Том 3. Рассказы 1903-1915. Публицистика - Владимир Короленко 7 стр.


К моему удовольствию, дверь аудитории раскрылась и на пороге появилась невозмутимая фигура Белички. Мне бросилось как-то особенно резко в глаза его упитанное белое лицо с отчетливым густым, точно очерченным румянцем на пухлых щеках. «Обилие жировых отложений, — мелькнуло у меня в голове, — и… значительная пигментация…» За дверью на мгновение мелькнула тревожная круглая фигура в вицмундире, и дверь тотчас же закрылась. Беличка спокойным уверенным шагом поднялся на кафедру, переждал полминуты, пока студенты рассаживались по местам, потом сел, и сразу с кафедры полился его ровный, бесстрастный голос.

«Голос тоже масляный и жирный, — подумал я. — Как будто жировые отложения и в голосовых связках…»

— В прошлую лекцию, милостивые государи, мы остановились на taeniadae…

Чех был превосходный лектор, но теперь я не восхищался его искусством… Недавно про Беличку пошли темные слухи: говорили о каком-то совершенно мракобесном проекте, который не мог даже рассчитывать тогда на практическое применение и имел лишь целью заявить перед кем следует об усердии и благонамеренности его автора. Говорили еще кое-что, но все это были одни темные толки: достоверно никто из студентов не знал ничего, протоколы заседаний хранились в тайне, а профессора молчали.

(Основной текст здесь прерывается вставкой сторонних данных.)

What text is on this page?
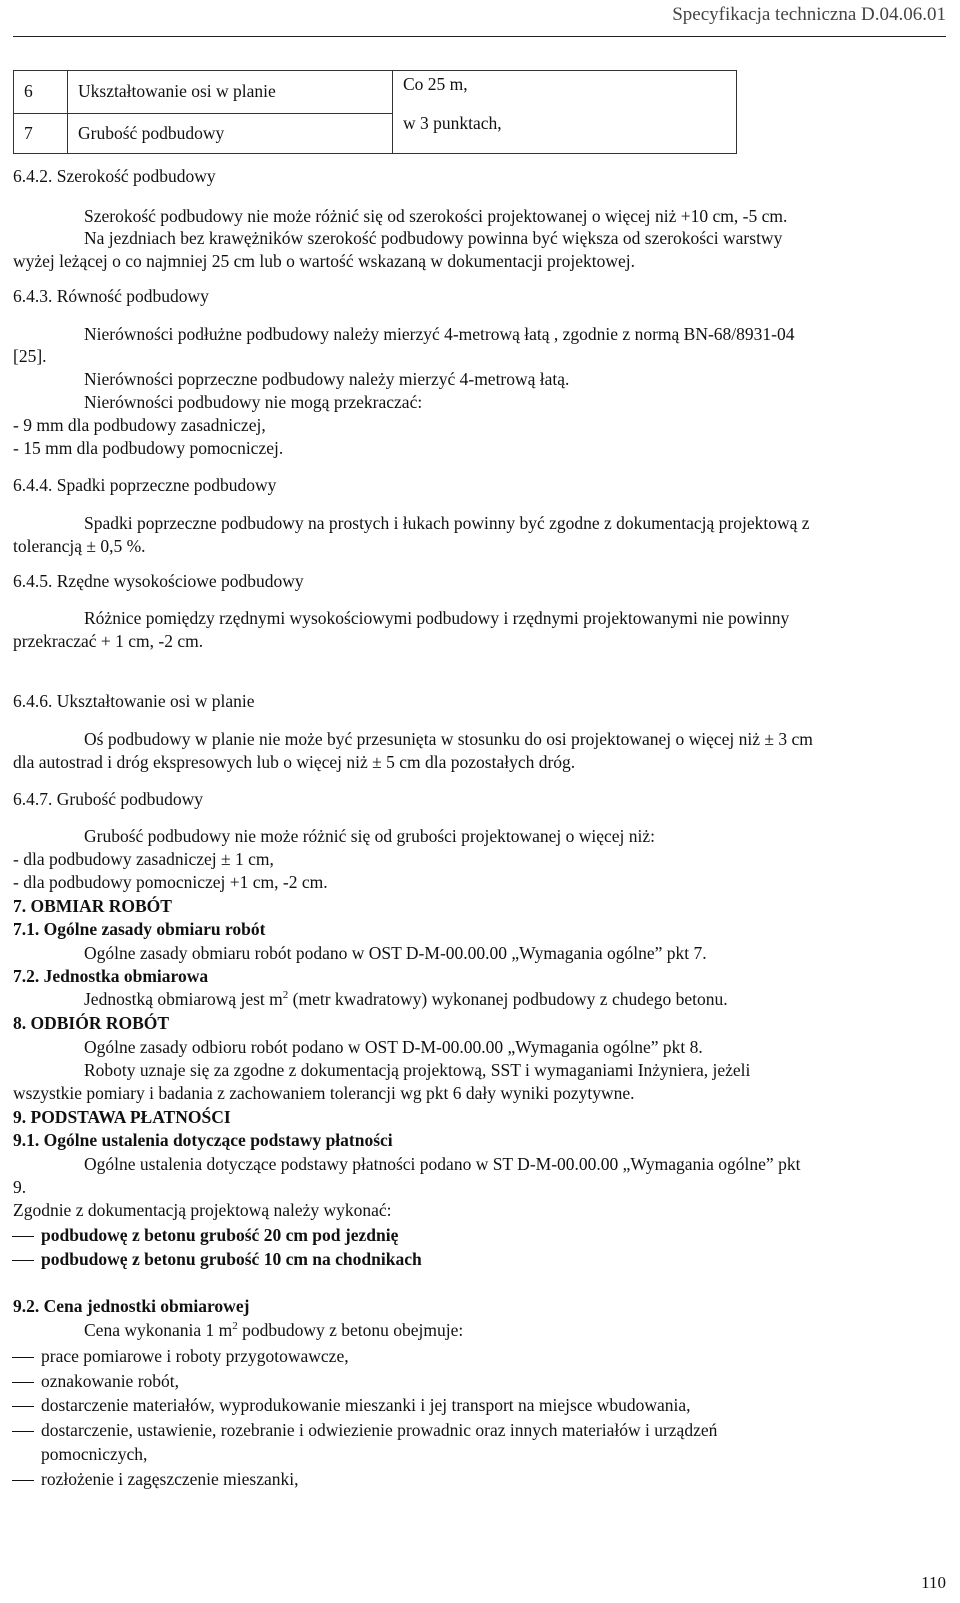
Specyfikacja techniczna D.04.06.01
6	Ukształtowanie osi w planie	Co 25 m,
7	Grubość podbudowy	w 3 punktach,
6.4.2. Szerokość podbudowy
Szerokość podbudowy nie może różnić się od szerokości projektowanej o więcej niż +10 cm, -5 cm.
Na jezdniach bez krawężników szerokość podbudowy powinna być większa od szerokości warstwy
wyżej leżącej o co najmniej 25 cm lub o wartość wskazaną w dokumentacji projektowej.
6.4.3. Równość podbudowy
Nierówności podłużne podbudowy należy mierzyć 4-metrową łatą , zgodnie z normą BN-68/8931-04
[25].
Nierówności poprzeczne podbudowy należy mierzyć 4-metrową łatą.
Nierówności podbudowy nie mogą przekraczać:
- 9 mm dla podbudowy zasadniczej,
- 15 mm dla podbudowy pomocniczej.
6.4.4. Spadki poprzeczne podbudowy
Spadki poprzeczne podbudowy na prostych i łukach powinny być zgodne z dokumentacją projektową z
tolerancją ± 0,5 %.
6.4.5. Rzędne wysokościowe podbudowy
Różnice pomiędzy rzędnymi wysokościowymi podbudowy i rzędnymi projektowanymi nie powinny
przekraczać + 1 cm, -2 cm.
6.4.6. Ukształtowanie osi w planie
Oś podbudowy w planie nie może być przesunięta w stosunku do osi projektowanej o więcej niż ± 3 cm
dla autostrad i dróg ekspresowych lub o więcej niż ± 5 cm dla pozostałych dróg.
6.4.7. Grubość podbudowy
Grubość podbudowy nie może różnić się od grubości projektowanej o więcej niż:
- dla podbudowy zasadniczej ± 1 cm,
- dla podbudowy pomocniczej +1 cm, -2 cm.
7. OBMIAR ROBÓT
7.1. Ogólne zasady obmiaru robót
Ogólne zasady obmiaru robót podano w OST D-M-00.00.00 „Wymagania ogólne” pkt 7.
7.2. Jednostka obmiarowa
Jednostką obmiarową jest $m^2$ (metr kwadratowy) wykonanej podbudowy z chudego betonu.
8. ODBIÓR ROBÓT
Ogólne zasady odbioru robót podano w OST D-M-00.00.00 „Wymagania ogólne” pkt 8.
Roboty uznaje się za zgodne z dokumentacją projektową, SST i wymaganiami Inżyniera, jeżeli
wszystkie pomiary i badania z zachowaniem tolerancji wg pkt 6 dały wyniki pozytywne.
9. PODSTAWA PŁATNOŚCI
9.1. Ogólne ustalenia dotyczące podstawy płatności
Ogólne ustalenia dotyczące podstawy płatności podano w ST D-M-00.00.00 „Wymagania ogólne” pkt
9.
Zgodnie z dokumentacją projektową należy wykonać:
podbudowę z betonu grubość 20 cm pod jezdnię
podbudowę z betonu grubość 10 cm na chodnikach
9.2. Cena jednostki obmiarowej
Cena wykonania 1 $m^2$ podbudowy z betonu obejmuje:
prace pomiarowe i roboty przygotowawcze,
oznakowanie robót,
dostarczenie materiałów, wyprodukowanie mieszanki i jej transport na miejsce wbudowania,
dostarczenie, ustawienie, rozebranie i odwiezienie prowadnic oraz innych materiałów i urządzeń
pomocniczych,
rozłożenie i zagęszczenie mieszanki,
110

Слухи эти пошли от Урманова, который был уже довольно близок к профессорской среде, но, по своей экспансивности, смотрел на многое глазами студентов. В последнее время слухи получили некоторое подтверждение. Говорили об осторожных доносах на некоторых любимых профессоров. Это возбуждало пылкое негодование, но и споры… Большинство допускало достоверность слухов. Другие стояли еще за чеха.[2]

Но и к этому я относился теперь равнодушно. Я только наблюдал спокойствие и уверенность, с каким чех начал свою лекцию. Он знал о смерти Урманова. Знал о возбуждении против него лично, но он начал с того самого места, на котором остановился в прошлый раз, как будто ничего не случилось. «Наука идет старым путем» — это была его любимая фраза. И только раз, в самом начале лекции, он приподнял пушистые длинные ресницы, и из-под них блеснул осторожно-внимательный, быстро изучающий взгляд, как у спокойного крупного зверя, предвидящего опасность… Но тотчас же ресницы закрылись, взгляд настороженного зверя потух… И опять ровно лился его сочный баритон.

— …Таким образом, пузырчатое животное описываемой разновидности представляется нам простым мешком, лишенным самых элементарных органов. Поселяясь в желудке высшего животного, оно является окруженным со всех сторон питательной средой…

— Питательной средой, господа, — задумчиво и как-то особенно вкусно повторил чех, приподнимая кверху глаза и как бы ища на потолке лучших и еще более вкусных слов.

— …Существование, которое, с точки зрения животной экономии, должно быть признано идеальным. Ибо получать от природы возможно более при возможно меньшей затрате энергии — не в этом ли состоит основной принцип приспособления… А приспособление, господа, — закон жизни…

Лектор опять остановился, и его быстрый взгляд обежал аудиторию. По ней пронесся легкий шепот, выражавший возбуждение интереса. Подобные легкие экскурсии от сухого изложения в область общих идей всегда производят освежающее впечатление. «Тоже приспособляется к аудитории», — мелькнула у меня мгновенная мысль.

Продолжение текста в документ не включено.